24. There is yet another aspect of the matter on which the impugned action of the Respondent deserves to be quashed. After the FSO passed the order on 29.05.2007 directing the Respondent to exchange the land of the Petitioners with land of the Respondent with the same value falling at public way/passage in the same revenue estate, Respondent conveniently took possession of the subject land of the Petitioners and has planted trees therein but did not fulfill the reciprocal obligation of exchanging the land and allotting an alternative land. It needs no gainsaying that if the Respondent was not inclined to allot an alternative land in compliance of the order of the FSO, it should not have taken away the subject land and/or blocked the ingress and egress of the Petitioners to their own land.

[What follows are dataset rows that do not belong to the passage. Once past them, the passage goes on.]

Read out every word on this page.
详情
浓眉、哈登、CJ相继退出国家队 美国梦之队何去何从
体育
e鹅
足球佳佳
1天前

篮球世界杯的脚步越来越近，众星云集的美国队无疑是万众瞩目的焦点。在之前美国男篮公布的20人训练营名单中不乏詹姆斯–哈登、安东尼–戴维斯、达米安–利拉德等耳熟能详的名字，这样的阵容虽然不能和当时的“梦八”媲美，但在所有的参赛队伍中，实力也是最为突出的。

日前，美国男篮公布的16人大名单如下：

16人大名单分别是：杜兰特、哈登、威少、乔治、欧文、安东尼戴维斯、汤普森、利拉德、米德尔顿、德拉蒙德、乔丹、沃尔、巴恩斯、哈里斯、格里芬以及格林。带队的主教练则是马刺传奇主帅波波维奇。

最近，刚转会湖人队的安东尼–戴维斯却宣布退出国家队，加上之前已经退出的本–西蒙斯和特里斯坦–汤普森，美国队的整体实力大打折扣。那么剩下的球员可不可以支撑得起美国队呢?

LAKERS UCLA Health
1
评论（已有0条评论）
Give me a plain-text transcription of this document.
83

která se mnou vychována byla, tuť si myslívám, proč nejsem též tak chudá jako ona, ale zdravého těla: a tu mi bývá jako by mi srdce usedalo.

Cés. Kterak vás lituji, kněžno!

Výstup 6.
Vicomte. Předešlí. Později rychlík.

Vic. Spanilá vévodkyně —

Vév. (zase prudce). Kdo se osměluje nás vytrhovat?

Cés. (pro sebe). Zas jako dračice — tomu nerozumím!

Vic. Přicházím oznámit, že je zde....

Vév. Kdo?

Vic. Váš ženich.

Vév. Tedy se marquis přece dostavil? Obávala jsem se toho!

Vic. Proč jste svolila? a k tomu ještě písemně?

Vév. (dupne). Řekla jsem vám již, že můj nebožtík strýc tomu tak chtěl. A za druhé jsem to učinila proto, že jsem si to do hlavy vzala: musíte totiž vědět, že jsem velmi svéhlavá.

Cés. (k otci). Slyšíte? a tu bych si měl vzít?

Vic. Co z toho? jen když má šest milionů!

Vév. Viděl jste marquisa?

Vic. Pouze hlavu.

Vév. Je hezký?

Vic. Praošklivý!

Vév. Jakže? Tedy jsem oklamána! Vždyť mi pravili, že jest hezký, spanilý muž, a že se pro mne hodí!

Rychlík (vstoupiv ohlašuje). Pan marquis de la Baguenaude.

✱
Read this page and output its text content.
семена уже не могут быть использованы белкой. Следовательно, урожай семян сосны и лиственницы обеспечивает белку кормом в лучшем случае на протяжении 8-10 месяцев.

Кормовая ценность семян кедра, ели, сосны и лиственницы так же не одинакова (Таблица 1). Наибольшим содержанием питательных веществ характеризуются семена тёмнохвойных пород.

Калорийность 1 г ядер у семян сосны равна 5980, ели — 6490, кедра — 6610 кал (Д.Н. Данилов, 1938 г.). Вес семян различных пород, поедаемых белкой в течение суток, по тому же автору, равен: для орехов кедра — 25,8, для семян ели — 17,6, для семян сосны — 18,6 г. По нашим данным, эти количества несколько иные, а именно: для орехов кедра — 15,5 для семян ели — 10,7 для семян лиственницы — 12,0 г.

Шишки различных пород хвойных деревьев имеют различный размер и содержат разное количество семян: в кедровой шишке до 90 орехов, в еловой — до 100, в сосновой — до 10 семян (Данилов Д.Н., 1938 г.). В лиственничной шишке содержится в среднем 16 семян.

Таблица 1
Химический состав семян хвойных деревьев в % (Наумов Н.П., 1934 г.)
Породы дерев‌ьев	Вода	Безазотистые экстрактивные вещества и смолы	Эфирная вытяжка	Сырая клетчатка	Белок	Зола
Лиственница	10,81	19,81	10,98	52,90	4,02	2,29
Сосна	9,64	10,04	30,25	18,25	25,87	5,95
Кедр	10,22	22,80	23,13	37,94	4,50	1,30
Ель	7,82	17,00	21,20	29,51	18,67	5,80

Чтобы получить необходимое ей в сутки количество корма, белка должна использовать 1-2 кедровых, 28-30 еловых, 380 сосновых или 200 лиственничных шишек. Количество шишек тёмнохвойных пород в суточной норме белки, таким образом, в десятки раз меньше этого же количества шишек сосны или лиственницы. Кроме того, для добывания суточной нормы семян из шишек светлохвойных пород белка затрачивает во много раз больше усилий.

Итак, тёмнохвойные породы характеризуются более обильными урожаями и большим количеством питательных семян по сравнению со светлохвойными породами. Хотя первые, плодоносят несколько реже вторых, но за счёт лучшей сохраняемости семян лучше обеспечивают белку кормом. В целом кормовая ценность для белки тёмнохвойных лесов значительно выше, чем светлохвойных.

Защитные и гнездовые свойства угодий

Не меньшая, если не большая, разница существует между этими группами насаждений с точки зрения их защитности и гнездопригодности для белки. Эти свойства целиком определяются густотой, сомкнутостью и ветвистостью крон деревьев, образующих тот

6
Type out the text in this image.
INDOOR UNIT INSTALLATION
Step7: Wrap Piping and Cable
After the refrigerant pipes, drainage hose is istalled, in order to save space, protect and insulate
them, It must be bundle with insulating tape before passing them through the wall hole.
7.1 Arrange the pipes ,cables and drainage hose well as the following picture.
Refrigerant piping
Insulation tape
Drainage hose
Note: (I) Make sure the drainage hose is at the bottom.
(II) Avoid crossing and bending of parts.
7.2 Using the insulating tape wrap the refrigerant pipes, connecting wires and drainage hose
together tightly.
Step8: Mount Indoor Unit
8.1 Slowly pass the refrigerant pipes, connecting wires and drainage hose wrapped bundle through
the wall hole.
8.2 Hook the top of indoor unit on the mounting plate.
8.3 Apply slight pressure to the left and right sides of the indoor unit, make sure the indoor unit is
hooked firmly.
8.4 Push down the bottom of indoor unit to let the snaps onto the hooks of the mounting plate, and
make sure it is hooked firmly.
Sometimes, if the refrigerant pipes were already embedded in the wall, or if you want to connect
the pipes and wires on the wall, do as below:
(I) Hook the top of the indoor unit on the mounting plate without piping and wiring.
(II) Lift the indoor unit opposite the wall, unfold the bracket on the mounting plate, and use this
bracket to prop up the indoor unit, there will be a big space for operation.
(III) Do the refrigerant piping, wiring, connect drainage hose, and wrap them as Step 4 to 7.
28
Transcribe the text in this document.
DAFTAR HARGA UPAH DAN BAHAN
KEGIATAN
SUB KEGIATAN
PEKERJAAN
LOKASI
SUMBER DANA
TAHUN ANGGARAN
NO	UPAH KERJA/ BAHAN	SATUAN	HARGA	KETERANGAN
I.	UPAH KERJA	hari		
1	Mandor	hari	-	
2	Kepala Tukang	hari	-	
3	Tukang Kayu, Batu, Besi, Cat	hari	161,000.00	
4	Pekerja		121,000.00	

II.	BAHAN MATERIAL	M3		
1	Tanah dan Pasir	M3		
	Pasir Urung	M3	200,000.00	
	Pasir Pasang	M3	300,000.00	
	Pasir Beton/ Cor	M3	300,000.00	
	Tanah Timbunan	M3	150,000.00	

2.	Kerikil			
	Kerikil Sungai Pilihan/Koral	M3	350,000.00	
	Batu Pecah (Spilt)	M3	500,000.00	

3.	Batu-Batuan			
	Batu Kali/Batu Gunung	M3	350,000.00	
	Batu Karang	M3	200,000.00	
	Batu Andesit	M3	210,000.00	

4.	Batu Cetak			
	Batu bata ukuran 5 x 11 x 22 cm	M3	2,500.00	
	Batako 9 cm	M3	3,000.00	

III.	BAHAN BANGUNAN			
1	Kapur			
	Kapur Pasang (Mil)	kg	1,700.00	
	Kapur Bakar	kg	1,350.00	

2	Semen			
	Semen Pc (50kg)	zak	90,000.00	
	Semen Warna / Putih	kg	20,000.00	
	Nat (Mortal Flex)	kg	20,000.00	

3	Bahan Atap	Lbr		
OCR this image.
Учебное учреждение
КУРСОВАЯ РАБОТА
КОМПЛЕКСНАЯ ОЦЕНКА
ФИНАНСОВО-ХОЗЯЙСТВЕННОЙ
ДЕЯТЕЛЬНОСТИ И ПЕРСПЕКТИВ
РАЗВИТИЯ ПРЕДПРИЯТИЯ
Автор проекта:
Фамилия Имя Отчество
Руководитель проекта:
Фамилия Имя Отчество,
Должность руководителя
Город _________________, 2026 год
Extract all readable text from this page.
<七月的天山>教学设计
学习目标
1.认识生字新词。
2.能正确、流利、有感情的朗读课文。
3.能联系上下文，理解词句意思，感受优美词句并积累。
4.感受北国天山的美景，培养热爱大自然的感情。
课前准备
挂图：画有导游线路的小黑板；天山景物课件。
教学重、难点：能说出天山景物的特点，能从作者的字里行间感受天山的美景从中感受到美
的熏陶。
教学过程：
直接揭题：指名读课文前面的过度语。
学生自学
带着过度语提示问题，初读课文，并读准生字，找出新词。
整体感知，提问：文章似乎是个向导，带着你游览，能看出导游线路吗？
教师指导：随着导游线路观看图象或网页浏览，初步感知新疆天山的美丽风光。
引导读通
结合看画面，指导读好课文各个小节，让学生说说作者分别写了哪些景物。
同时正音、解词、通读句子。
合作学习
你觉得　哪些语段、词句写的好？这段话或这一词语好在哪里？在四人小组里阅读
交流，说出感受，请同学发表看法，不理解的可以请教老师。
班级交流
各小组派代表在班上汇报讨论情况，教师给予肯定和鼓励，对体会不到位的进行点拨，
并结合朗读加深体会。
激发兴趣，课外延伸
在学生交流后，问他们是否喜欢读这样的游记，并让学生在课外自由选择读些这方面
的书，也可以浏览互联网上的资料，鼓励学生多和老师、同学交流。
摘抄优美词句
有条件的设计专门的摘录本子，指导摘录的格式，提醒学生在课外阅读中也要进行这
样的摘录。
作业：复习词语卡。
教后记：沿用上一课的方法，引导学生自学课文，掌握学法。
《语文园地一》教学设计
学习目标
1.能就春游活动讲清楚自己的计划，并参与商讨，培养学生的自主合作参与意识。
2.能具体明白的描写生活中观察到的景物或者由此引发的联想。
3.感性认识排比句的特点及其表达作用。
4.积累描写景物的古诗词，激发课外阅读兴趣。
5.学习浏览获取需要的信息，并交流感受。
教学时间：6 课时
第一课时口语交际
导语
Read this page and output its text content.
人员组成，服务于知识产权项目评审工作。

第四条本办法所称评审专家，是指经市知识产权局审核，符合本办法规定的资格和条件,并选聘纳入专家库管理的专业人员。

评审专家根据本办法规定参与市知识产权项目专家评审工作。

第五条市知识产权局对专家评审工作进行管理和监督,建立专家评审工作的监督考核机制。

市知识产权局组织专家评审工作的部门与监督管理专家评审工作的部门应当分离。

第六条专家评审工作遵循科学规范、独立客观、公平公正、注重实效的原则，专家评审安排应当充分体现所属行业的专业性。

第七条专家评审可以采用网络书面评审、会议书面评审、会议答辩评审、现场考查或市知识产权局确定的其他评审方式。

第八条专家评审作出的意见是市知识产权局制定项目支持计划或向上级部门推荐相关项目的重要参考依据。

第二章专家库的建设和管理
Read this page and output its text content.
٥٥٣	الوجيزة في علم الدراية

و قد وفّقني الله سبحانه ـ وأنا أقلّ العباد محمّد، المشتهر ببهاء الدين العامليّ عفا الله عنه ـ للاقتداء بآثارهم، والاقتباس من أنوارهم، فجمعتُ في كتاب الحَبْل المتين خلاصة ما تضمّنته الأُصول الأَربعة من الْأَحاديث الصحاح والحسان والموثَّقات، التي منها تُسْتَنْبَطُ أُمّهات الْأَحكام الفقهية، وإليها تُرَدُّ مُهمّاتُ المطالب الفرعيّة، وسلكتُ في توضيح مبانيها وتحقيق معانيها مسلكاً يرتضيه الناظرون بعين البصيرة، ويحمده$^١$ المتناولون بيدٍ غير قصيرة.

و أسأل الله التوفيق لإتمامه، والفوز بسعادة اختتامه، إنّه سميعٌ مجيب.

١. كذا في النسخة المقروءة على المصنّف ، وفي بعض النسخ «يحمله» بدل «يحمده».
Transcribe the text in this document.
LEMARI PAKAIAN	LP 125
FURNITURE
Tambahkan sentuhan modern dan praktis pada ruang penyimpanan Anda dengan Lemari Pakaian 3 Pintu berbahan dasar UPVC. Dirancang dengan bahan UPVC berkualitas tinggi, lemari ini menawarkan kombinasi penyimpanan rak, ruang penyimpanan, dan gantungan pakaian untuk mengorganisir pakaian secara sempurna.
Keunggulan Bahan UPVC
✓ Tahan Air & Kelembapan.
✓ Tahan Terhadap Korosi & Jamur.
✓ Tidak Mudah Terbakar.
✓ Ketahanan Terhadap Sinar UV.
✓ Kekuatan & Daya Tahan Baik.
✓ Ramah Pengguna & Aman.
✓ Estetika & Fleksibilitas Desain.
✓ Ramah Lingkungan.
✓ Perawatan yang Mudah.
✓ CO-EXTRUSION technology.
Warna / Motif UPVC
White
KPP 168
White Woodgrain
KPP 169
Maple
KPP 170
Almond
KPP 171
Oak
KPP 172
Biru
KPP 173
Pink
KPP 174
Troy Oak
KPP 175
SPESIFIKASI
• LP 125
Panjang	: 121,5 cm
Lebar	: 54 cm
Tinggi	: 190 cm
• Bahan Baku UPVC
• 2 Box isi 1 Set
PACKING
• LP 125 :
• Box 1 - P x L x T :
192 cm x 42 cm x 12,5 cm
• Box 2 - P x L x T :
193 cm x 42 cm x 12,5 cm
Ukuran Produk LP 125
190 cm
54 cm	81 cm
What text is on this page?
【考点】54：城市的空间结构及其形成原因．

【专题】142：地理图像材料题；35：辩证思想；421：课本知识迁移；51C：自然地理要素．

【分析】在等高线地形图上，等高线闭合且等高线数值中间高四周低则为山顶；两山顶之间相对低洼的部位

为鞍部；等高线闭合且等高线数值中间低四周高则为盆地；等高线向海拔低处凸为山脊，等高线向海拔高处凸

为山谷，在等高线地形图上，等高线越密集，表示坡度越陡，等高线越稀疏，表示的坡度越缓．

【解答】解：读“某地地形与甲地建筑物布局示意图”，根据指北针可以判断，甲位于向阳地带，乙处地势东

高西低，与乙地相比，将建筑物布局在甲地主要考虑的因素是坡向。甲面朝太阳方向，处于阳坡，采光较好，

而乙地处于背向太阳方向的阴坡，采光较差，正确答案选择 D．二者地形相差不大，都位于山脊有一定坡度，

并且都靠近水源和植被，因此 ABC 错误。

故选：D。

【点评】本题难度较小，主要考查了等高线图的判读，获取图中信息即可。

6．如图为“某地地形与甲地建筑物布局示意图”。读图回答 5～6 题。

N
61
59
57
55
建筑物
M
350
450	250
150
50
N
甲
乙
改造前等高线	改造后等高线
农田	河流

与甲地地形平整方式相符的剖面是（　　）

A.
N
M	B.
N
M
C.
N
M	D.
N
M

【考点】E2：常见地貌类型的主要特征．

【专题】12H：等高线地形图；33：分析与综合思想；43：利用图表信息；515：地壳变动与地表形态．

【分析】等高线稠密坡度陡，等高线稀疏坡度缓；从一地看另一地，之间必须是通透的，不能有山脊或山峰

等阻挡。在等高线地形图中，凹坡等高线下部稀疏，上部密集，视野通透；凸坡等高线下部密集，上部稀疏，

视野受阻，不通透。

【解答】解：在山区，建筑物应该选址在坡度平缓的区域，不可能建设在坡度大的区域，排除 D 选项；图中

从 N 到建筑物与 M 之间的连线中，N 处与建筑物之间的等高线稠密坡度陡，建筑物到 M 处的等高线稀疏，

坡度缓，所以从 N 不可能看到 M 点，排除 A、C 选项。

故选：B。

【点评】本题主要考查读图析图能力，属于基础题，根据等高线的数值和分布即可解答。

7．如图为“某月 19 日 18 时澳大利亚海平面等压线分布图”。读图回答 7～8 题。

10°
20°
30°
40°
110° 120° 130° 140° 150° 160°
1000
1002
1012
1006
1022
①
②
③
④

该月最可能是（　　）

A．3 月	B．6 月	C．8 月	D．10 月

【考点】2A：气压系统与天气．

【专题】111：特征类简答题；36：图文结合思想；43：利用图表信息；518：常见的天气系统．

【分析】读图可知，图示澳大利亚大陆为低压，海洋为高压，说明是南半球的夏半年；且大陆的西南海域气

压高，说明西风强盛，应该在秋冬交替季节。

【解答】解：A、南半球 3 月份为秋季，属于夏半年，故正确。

In fact, the FSO completely balanced the situation by directing provision of alternate land instead of allowing a pathway over the forest land as that would have led to wastage of about 3 acres of land of the Forest Department. Respondent cannot be permitted to approbate and reprobate.
25. Accordingly, this writ petition is allowed, quashing the impugned order dated 04.02.2014 with a further direction to the Respondent to implement the order of the Forest Settlement Officer within a period of three months from the date of receipt of the order.